Send tags in request headers

Use this if you wants tags to be tracked in the LiteLLM DB and on logging callbacks

Pass tags in request headers as a comma separated list. In the example below the following tags will be tracked

tags: ["vertex-js-sdk", "pass-through-endpoint"]
curl http://localhost:4000/vertex_ai/v1/projects/${PROJECT_ID}/locations/us-central1/publishers/google/models/gemini-1.0-pro:generateContent \
-H "Content-Type: application/json" \
-H "x-litellm-api-key: Bearer sk-1234" \
-H "tags: vertex-js-sdk,pass-through-endpoint" \
-d '{
"contents":[{
"role": "user",
"parts":[{"text": "How are you doing today?"}]
}]
}'

Using Anthropic Beta Features on Vertex AI

When using Anthropic models via Vertex AI passthrough (e.g., Claude on Vertex), you can enable Anthropic beta features like extended context windows.

The anthropic-beta header is automatically forwarded to Vertex AI when calling Anthropic models.

curl http://localhost:4000/vertex_ai/v1/projects/${PROJECT_ID}/locations/us-east5/publishers/anthropic/models/claude-3-5-sonnet:rawPredict \
-H "Content-Type: application/json" \
-H "Authorization: Bearer sk-1234" \
-H "anthropic-beta: context-1m-2025-08-07" \
-d '{
"anthropic_version": "vertex-2023-10-16",
"messages": [{"role": "user", "content": "Hello"}],
"max_tokens": 500
}'

Forwarding Custom Headers with x-pass- Prefix

You can forward any custom header to the provider by prefixing it with x-pass-. The prefix is stripped before the header is sent to the provider.

For example:

  • x-pass-anthropic-beta: value becomes anthropic-beta: value
  • x-pass-custom-header: value becomes custom-header: value

This is useful when you need to send provider-specific headers that aren't in the default allowlist.

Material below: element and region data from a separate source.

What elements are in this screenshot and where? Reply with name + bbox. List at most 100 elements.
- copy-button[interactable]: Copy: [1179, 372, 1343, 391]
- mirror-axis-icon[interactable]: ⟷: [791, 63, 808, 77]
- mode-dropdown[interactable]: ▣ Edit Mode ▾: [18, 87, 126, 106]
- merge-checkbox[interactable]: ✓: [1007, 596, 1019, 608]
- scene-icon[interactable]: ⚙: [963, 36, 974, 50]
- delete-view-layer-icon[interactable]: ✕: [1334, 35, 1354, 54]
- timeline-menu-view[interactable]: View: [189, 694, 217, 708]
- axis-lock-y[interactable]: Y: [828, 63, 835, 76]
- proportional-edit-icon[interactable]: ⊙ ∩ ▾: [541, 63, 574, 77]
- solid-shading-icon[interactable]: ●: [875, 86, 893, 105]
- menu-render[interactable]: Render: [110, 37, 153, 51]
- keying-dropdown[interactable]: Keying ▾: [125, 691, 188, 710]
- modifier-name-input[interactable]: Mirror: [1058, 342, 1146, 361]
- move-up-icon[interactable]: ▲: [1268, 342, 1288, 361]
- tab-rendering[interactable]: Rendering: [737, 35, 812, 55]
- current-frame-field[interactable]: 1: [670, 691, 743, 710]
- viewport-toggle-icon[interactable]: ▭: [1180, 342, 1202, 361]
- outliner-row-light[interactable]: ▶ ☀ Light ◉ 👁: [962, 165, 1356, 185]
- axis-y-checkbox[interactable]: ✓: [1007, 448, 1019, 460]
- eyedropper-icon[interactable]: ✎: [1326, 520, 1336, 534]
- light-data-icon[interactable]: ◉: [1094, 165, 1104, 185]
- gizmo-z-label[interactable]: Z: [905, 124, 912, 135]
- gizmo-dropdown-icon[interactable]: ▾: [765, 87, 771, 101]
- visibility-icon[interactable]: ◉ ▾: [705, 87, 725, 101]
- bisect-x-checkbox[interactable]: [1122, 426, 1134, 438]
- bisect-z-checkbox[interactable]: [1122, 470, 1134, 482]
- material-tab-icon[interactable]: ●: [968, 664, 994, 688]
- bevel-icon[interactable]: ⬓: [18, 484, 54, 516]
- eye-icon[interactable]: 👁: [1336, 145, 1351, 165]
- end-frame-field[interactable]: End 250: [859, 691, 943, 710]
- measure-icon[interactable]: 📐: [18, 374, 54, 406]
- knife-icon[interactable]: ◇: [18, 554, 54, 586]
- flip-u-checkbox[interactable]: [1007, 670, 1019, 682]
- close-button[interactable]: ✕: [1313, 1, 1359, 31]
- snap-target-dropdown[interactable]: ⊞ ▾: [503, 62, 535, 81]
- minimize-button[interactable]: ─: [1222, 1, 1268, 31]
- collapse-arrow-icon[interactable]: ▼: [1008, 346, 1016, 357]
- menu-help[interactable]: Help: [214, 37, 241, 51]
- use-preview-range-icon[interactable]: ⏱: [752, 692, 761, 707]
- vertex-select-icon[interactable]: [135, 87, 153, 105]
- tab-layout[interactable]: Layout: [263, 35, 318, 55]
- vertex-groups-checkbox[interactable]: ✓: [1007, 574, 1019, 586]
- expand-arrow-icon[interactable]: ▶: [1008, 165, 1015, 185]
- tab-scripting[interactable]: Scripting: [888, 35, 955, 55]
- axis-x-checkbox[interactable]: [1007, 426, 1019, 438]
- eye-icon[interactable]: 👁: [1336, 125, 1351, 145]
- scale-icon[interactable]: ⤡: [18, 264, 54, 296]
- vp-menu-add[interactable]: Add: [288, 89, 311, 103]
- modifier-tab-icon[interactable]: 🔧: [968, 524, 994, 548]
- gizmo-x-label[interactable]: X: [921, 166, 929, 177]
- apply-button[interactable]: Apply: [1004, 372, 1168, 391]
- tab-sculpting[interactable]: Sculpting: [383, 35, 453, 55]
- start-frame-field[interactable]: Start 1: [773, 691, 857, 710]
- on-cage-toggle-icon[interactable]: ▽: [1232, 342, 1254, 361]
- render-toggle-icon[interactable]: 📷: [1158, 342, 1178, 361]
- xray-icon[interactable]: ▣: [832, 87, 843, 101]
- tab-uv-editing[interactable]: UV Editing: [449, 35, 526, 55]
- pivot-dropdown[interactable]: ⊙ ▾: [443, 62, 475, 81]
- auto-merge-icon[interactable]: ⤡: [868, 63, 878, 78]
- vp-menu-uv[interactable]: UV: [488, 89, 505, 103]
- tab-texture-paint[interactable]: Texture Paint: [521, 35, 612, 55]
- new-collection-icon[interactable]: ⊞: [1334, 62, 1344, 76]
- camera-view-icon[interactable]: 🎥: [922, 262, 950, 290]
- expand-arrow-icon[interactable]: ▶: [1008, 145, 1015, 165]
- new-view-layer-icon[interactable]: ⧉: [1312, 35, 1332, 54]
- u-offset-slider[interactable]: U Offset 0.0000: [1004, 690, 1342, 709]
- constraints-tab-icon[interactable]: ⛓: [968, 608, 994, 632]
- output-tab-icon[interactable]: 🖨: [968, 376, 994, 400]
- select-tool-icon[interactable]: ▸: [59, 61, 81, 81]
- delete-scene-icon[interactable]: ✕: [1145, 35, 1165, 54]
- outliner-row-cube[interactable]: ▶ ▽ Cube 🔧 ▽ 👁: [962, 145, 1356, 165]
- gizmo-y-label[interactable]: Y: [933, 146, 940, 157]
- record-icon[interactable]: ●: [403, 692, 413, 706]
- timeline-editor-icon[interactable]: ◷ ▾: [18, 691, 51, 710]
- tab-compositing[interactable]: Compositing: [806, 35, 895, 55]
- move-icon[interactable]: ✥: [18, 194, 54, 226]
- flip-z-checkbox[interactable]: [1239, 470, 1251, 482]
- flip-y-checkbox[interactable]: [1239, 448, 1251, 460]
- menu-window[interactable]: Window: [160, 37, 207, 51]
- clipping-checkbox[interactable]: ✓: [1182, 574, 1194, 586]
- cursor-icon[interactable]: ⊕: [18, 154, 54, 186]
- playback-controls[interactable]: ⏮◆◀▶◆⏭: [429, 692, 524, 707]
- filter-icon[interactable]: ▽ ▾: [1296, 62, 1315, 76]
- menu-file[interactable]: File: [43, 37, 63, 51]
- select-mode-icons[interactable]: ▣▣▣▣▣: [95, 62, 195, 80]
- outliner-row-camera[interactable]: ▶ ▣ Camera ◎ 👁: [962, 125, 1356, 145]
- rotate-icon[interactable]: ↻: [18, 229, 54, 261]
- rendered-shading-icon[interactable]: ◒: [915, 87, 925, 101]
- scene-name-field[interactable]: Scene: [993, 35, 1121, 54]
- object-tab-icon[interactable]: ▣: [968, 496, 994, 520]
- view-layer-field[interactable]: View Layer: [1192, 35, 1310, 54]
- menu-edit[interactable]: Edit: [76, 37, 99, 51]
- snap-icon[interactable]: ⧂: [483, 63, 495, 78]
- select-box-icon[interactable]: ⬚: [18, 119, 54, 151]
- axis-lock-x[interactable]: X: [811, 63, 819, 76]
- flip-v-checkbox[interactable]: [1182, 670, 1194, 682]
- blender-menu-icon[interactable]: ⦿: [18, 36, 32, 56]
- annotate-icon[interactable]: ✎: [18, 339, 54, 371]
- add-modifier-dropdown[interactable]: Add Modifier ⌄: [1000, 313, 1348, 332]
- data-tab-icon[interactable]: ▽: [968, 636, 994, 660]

curl http://localhost:4000/vertex_ai/v1/projects/${PROJECT_ID}/locations/us-east5/publishers/anthropic/models/claude-3-5-sonnet:rawPredict \
-H "Content-Type: application/json" \
-H "Authorization: Bearer sk-1234" \
-H "x-pass-anthropic-beta: context-1m-2025-08-07" \
-H "x-pass-custom-feature: enabled" \
-d '{
"anthropic_version": "vertex-2023-10-16",
"messages": [{"role": "user", "content": "Hello"}],
"max_tokens": 500
}'
info

The x-pass- prefix works for all LLM pass-through endpoints, not just Vertex AI.